L'auteur de Un pedigree se met dans la peau du narrateur, qui au détour d'une rencontre impromptue dans le Paris d'aujourd'hui va se souvenir d'une femme, une danseuse qui prenait des leçons au studio Wacker, place de Clichy, après ses cours en compagnie de Boris Kniaseff, un célèbre professeur russe. Remontant le cours d'un passé lointain, plus ou moins net, le narrateur se remémore ces moments, quand il retrouvait la danseuse après ses cours, accompagné d'un petit garçon appelé Pierre, le fils de la danseuse, dont il s'occupait parfois.

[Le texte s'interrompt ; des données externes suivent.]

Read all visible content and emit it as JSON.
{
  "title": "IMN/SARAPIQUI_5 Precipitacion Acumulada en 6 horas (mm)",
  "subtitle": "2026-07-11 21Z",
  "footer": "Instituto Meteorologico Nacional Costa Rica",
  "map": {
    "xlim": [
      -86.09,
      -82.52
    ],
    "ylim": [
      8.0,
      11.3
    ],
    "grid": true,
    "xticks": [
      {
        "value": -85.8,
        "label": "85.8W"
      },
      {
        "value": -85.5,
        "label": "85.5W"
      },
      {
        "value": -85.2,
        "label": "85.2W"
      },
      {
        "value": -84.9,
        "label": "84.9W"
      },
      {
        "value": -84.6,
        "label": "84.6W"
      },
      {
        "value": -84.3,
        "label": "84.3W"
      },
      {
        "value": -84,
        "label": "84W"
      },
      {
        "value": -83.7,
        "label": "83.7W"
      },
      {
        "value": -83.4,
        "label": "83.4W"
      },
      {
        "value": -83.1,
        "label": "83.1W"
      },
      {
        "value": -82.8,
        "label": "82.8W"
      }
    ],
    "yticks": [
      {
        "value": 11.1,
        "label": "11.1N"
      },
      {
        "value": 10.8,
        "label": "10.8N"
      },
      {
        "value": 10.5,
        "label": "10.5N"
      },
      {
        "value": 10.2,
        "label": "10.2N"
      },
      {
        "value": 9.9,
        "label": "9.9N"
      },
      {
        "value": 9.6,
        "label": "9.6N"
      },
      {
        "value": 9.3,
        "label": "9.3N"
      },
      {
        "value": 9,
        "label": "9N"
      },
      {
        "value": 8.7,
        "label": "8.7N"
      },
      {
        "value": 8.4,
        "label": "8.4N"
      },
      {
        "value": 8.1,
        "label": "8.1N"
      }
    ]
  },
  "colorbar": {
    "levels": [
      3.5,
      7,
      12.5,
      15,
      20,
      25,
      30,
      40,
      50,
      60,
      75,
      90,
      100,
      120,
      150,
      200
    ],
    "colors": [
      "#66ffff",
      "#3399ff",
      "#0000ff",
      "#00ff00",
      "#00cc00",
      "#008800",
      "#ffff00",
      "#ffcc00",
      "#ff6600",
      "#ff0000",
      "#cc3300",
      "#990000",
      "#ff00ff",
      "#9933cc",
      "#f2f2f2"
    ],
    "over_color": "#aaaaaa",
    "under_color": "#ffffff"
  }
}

Comme toujours dans les romans de Patrick Modiano, le flou domine, les personnages sont plus ou moins obscurs, certains sont même carrément louches et dangereux, les lieux, pas toujours bien définis… Même pour La danseuse, le personnage qui donne son titre au livre, il subsiste un doute : était-elle « Brune ? Non. Plutôt châtain foncé avec des yeux noirs. » Au fond, peu importe, car le plus important c'est l'atmosphère, c'est le plaisir de se plonger dans ce récit en noir et blanc aux côtés du narrateur, pour le suivre dans ses errances, à la recherche du passé, pour tenter d'y voir un peu plus clair dans ses évocations, en participant à un jeu de piste plein de secrets, pour recomposer un puzzle comme seul Patrick Modiano sait les imaginer.

La danseuse constitue une nouvelle pièce de choix dans la bibliographie du prix Nobel de littérature 2014, un roman, comme toujours, pétri de nostalgie et nimbé de mystère, duquel se dégage beaucoup de charme et de poésie. Rien de bien neuf donc, mais le plaisir reste intact, et le voyage agréable dans ce très court récit qui viendra s'ajouter à la longue et magnifique collection de livres entamée en 1968 avec La Place de l'Étoile.